Who Might Get a Raise If Obama Boosts the Minimum Wage?

Perhaps the splashiest proposal from President Obama's State of the Union speech was his call to raise the minimum wage to $9 and permanently index it to the cost of living -- a policy proposal that liberal advocates have long yearned for, and which Mitt Romney suggested as a moderate gesture during the election.
Leaving aside for now the murky and endless argument over whether the minimum wage actually hurts job growth, how many people might stand to be affected by this idea? You might be surprised. Though relatively few workers today earn the federal minimum wage of $7.25, by one estimate, as many as 20 million employees could feel the ripple affects of the big, 25 percent hike the president is now pushing.
Who Earns the Minimum Wage Today?
First, the very basics: According the Bureau of Labor Statistics, 1.68 million Americans, about 61 percent of whom were female, earned the federal minimum wage in 2011. About a quarter of them worked in the food industry, and another quarter in retail. And about forty percent are black, Hispanic or Latino.
Roughly half those workers those workers live in nine big state -- and particularly in Texas.

Meanwhile, forget the stereotype of teenagers flipping burgers in the summer. Less than a quarter of minimum wage employees are under the age of 20.

Whether by choice or by necessity, a relatively small fraction actually work full time.

And they overwhelmingly lack a college education.

In the scheme of the economy, those workers are just a drop the bucket. Even if you add in the 2.1 million Americans who technically earn less than minimum wage, such as waiters who work mostly for tips, you're still talking about less than 5 percent of the hourly workforce.
Who Would Earn Obama's Minimum Wage?
But Obama's proposal wouldn't just be felt by today's minimum wage earners. Although 19 states and the District Columbia have a minimum wage above the federal level, only Oregon's and Washington's are near or above $9-an-hour. And once you start considering the workers who earn between $7.25 and $9, the potential impact swells. (Map via Wonkblog).
In August, the left-wing Economic Policy Institute analyzed Iowa Senator Tom Harkin's proposal to raise the federal minimum to $9.80 by 2014, and produced the chart below. Roughly 20 million workers, they calculated, stood to be affected once it crossed the $8.95 threshold.

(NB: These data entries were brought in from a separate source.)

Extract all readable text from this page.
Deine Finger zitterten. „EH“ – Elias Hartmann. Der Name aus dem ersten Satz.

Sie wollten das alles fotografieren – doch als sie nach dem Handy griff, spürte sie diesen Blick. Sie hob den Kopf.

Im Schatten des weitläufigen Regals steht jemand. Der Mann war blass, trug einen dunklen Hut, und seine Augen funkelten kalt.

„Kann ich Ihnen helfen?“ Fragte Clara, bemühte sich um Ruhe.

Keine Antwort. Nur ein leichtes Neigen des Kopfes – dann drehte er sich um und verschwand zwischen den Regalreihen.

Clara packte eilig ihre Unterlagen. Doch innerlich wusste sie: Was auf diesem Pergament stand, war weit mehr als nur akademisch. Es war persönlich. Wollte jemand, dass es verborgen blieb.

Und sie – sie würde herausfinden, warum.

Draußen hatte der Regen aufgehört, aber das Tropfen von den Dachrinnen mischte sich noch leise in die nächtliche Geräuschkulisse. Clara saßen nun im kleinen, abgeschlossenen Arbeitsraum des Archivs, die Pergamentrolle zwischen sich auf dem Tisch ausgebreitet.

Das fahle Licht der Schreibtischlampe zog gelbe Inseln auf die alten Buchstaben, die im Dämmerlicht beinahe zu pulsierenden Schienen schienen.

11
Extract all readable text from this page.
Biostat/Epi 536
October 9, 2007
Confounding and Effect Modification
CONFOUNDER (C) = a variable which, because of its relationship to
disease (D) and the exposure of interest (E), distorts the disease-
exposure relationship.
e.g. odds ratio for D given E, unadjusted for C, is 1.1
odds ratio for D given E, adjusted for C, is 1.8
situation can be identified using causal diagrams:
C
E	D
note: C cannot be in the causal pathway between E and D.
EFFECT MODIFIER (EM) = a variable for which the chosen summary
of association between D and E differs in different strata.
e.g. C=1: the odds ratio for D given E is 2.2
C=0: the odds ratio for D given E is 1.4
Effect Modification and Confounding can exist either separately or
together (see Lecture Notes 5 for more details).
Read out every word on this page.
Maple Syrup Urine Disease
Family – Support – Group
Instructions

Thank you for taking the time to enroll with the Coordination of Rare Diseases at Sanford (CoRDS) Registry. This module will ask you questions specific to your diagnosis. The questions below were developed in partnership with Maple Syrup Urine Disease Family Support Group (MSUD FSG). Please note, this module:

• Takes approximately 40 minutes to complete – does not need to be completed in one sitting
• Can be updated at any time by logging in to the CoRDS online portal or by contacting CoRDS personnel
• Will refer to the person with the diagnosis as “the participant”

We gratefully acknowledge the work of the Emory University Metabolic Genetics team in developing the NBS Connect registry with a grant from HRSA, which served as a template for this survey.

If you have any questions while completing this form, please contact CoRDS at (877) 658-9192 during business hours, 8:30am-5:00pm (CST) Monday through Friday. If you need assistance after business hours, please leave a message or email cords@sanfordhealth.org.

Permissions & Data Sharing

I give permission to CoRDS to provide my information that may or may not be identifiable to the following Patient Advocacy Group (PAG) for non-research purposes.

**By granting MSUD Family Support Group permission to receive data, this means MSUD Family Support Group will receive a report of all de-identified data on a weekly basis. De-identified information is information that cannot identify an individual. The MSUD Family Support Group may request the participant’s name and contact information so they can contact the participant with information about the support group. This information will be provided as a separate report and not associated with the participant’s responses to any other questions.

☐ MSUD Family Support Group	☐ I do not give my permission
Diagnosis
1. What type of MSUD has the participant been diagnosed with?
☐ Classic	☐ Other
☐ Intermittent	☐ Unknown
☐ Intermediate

That number does need to be qualified: it includes both workers who would be affected directly as their pay automatically rose, as well as workers who would be affected indirectly as companies adjusted their wage scales relative to the new floor. In the end, the EPI estimated that a minimum of $9.80 would directly change the pay of some 19.4 million workers. (In a press release today, the White House suggests the raise to $9 would directly benefit 15 million workers).
Many of these Americans would be employed at some of the country's largest retailers, such as Wal-Mart and Target.

With such a wide reach, the minimum wage would essentially stop strictly being an anti-poverty measure. As the EPI notes, at the $9.80 mark, about 20 percent of the families who would be affected currently earn more than $40,000 a year. Those are still lower-middle-class families -- the median family income in 2011 was $62,000 -- but they're not necessarily what we'd consider outright poor.

So in essence, Obama is proposing a minimum wage that would affect not just teens working at the Gap, but also older Wal-Mart workers with children. Whether you think it's a painless way to redistribute income from corporations to workers, or a sure way to kill jobs, that's the context in which you need to think of this proposal.